I – Éthique et santé : bilan actuel

A – Déclaration globale

La pandémie (Covid-19) que nous avons récemment traversée a fait éclater au grand jour les dysfonctionnements du système de santé.

Le CCNE (Comité Consultatif National d’Ethique) relève notamment une dégradation des conditions de travail et une “technicisation” croissante de la pratique soignante allant à l’encontre de la relation humaine soignant-soigné. En effet, seul le geste technique (indicateur mesurable) est aujourd’hui valorisé  par la logique économique actuellement imposée.


B- Mal-être des soignants

Technicisation” de la pratique soignante au détriment de la relation de soin, et transformations structurelles de la société (rapport au travail, altération du rapport au temps, niveau de salaire bas au regard de l’engagement des soignants, poids des contraintes budgétaires, vieillissement de la population, révolution technologique…) favorisent aujourd’hui une approche focalisée sur le traitement de la maladie plutôt qu’une prise en charge globale et un accompagnement humain de la personne.
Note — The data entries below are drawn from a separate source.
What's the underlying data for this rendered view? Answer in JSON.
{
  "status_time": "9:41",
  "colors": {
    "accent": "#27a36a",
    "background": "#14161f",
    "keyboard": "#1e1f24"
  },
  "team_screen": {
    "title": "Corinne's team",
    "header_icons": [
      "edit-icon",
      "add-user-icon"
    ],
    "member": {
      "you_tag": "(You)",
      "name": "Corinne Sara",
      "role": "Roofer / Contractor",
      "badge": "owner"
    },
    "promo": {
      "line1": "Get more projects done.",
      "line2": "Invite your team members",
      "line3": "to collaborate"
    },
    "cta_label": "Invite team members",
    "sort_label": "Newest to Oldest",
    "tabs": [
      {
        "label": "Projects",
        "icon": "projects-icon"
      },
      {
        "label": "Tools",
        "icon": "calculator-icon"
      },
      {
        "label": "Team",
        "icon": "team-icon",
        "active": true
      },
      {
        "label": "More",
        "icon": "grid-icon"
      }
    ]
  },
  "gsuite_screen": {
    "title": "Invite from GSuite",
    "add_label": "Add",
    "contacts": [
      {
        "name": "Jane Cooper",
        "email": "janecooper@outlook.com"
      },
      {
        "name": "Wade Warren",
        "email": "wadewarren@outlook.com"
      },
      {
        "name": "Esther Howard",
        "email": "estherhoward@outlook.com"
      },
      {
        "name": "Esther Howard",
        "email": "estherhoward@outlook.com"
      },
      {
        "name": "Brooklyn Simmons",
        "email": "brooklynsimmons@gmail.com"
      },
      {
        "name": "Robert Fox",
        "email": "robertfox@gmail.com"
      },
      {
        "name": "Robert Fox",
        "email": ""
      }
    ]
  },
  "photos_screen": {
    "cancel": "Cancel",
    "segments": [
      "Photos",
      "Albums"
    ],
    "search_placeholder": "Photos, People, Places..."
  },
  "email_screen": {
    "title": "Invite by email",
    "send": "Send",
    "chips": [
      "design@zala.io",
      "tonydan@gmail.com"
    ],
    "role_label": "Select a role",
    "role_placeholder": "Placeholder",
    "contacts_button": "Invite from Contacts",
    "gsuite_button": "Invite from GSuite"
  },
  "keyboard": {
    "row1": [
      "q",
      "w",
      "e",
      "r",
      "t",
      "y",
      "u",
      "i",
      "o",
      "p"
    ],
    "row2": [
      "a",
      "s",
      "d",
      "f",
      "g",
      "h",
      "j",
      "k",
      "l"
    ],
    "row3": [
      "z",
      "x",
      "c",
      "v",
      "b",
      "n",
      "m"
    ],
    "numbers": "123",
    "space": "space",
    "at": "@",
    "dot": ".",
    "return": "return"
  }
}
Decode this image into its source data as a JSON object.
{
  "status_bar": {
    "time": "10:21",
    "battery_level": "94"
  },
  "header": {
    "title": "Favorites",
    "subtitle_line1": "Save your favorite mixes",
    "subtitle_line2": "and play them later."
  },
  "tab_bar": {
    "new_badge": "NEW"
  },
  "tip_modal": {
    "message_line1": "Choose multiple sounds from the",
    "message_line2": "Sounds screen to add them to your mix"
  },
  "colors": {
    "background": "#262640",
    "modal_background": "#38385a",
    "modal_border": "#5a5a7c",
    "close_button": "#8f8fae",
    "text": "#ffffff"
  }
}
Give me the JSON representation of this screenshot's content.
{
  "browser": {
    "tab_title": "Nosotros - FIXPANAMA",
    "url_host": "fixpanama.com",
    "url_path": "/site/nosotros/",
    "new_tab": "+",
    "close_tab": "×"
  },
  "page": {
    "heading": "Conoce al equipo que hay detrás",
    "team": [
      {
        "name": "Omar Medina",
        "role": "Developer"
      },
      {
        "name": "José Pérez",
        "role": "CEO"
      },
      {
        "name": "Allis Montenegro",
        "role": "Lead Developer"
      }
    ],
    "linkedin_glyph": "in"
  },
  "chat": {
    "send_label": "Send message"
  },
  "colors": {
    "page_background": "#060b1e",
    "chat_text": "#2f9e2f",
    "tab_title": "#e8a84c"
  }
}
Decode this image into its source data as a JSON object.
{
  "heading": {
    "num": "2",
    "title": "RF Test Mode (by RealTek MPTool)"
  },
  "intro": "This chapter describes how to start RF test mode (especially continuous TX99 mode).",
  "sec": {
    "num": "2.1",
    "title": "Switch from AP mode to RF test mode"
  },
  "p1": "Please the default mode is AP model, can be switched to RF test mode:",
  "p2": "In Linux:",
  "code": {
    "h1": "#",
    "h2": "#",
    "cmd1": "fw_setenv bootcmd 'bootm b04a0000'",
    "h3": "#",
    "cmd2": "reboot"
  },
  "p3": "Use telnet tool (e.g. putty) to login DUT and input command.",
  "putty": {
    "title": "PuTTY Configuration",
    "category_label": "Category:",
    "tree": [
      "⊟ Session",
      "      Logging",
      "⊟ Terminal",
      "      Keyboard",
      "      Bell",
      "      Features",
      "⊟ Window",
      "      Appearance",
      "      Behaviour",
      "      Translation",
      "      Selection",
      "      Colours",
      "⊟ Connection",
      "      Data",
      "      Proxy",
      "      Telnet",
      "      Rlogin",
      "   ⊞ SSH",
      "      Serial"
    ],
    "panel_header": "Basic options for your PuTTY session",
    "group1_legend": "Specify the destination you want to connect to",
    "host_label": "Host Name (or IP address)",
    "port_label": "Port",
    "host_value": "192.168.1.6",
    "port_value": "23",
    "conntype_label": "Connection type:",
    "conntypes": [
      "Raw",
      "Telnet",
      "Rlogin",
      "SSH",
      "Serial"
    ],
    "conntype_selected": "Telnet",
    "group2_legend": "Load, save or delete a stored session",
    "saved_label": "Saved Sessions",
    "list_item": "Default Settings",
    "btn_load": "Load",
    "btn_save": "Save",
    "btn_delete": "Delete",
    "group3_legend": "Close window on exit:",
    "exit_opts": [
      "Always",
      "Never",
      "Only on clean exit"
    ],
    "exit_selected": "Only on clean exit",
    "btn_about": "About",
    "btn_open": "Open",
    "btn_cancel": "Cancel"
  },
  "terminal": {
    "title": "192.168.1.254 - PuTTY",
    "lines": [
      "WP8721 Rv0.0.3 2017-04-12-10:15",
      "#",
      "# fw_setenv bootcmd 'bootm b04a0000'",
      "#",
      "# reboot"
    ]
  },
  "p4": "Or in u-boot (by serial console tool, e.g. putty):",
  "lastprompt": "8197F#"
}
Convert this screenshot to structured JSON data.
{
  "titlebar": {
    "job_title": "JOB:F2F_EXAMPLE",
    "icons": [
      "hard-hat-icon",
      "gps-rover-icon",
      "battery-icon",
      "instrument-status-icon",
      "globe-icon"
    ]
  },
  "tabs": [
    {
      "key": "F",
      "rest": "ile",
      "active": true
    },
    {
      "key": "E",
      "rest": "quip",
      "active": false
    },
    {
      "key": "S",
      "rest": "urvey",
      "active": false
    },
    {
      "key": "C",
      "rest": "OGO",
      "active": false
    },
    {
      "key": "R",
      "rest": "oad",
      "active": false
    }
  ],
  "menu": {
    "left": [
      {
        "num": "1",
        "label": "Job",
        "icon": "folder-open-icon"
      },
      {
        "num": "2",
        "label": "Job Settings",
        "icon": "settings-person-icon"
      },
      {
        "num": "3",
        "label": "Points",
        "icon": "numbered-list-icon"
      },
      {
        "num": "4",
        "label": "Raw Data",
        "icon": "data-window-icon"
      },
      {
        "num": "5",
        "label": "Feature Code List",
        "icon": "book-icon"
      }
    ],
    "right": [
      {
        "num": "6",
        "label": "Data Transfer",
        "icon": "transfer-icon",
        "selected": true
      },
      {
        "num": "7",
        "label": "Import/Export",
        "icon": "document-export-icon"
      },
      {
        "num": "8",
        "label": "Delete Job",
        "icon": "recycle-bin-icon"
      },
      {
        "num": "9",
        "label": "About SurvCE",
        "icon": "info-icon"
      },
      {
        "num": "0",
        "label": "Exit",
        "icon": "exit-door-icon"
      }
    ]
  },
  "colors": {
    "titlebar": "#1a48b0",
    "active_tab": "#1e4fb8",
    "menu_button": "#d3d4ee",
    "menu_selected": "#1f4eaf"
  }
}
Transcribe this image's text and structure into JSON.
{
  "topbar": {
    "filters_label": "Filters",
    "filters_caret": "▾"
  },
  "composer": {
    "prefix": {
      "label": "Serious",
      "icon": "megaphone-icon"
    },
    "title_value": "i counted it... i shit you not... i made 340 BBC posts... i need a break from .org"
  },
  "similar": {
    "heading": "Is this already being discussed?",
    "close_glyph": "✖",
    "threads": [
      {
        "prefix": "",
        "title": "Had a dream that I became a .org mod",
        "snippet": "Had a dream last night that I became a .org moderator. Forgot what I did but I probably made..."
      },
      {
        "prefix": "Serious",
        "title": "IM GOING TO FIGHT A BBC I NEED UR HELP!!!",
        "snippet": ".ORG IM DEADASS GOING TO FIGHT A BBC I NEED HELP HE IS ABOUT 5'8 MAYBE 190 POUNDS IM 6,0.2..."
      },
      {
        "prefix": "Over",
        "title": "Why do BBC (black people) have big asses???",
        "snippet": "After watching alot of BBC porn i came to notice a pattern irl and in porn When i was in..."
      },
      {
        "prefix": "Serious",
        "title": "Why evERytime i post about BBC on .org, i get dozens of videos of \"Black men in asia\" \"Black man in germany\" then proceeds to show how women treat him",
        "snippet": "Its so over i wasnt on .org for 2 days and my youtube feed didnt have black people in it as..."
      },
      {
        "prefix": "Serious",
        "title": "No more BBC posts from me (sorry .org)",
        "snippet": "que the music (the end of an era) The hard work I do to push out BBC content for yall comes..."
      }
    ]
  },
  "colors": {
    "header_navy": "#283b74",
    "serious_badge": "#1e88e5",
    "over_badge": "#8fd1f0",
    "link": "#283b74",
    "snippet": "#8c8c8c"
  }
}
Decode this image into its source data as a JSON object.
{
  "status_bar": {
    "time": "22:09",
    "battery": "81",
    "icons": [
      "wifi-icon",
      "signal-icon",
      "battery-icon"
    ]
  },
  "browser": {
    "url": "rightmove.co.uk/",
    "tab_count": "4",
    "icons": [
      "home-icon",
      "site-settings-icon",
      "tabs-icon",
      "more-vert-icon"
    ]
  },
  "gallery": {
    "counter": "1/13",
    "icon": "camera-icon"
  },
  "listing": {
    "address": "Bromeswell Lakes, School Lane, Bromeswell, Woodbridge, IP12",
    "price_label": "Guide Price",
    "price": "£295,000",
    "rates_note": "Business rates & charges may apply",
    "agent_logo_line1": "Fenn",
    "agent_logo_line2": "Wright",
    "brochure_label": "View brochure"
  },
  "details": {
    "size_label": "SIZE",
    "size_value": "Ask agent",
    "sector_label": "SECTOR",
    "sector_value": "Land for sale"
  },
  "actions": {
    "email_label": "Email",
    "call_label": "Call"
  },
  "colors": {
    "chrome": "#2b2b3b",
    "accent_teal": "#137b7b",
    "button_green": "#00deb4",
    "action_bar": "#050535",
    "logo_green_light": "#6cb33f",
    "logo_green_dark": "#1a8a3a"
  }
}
La conjoncture actuelle entraîne un décalage entre la logique économique de rentabilité imposée par les instances et le besoin vital des soignants, comme des patients, d’humanité. Les soignants interrogent en effet aujourd’hui le sens de leur métier.  Un épuisement manifeste des professionnels de santé et une détérioration de la couverture et des prestations de soin s’observent.


Bon à savoir Comme le souligne le CCNE, une partie du soin, ne se prêtant pas aisément à une mesure quantifiable, est essentielle. Cette dernière consiste à écouter, à dialoguer, à entrer en relation, à accompagner la souffrance, à rechercher par une approche interdisciplinaire le juste niveau de soins pour la personne.


II – Appel du comité d’éthique

Le Comité consultatif national d’éthique appelle à recentrer les soins sur les patients afin de leur permettre d’accéder plus facilement à une prise en charge et un suivi régulier.

Par ailleurs, face à la crise qui touche actuellement le système de santé, et donc les soignants, le CCNE souhaite qu’une réflexion autour de la revalorisation des tâches accomplies par les professionnels de santé soit menée (respect du travail effectué, réintroduction d’éthique au sein de la pratique…)


Bon à savoir “Deux principes éthiques majeurs doivent guider la rénovation qui s’annonce : un accès égal pour tous au système de santé et de soins (principe de justice sociale) et le respect inconditionnel des personnes soignées et de ceux qui les soignent (principe de respect de la personne).” [2]


III – Appel du comité d’éthique : quelles conclusions ?

Selon le CCNE, 3 axes sont à déployer :

UN – Redonner du sens aux métiers du soin

Remettre la relation humaine au cœur de la prise en charge en permettant notamment aux soignants d’accorder du temps à leurs patients.


B- Renforcer l’accès aux soins

Permettre à chacun de vivre le plus longtemps possible en bonne santé grâce au déploiement d’actions de prévention à une prise en charge et un suivi de qualité.

Une modification de l’organisation des soins sur l’ensemble du territoire est à envisager afin de favoriser une meilleure coordination des soins entre les différents acteurs du parcours. Par ailleurs une réflexion concernant zones sous dotées s’impose afin de les rendre davantage attractives et de pouvoir ainsi garantir un accès aux soins à tous.


C- Défendre une meilleure “démocratie en santé”

Consacrer du temps à l’écoute et la prise en compte des besoins formulés par les professionnels de santé et les patients.

L’humain doit être au cœur des préoccupations.


Notre mission : faciliter votre quotidien de professionnel de santé libéral en vous proposant des solutions adaptées et des articles utiles à l’exercice de votre pratique professionnelle.

Le site internet de Medicalib permet aux patients de prendre facilement rendez-vous avec une infirmière à domicile.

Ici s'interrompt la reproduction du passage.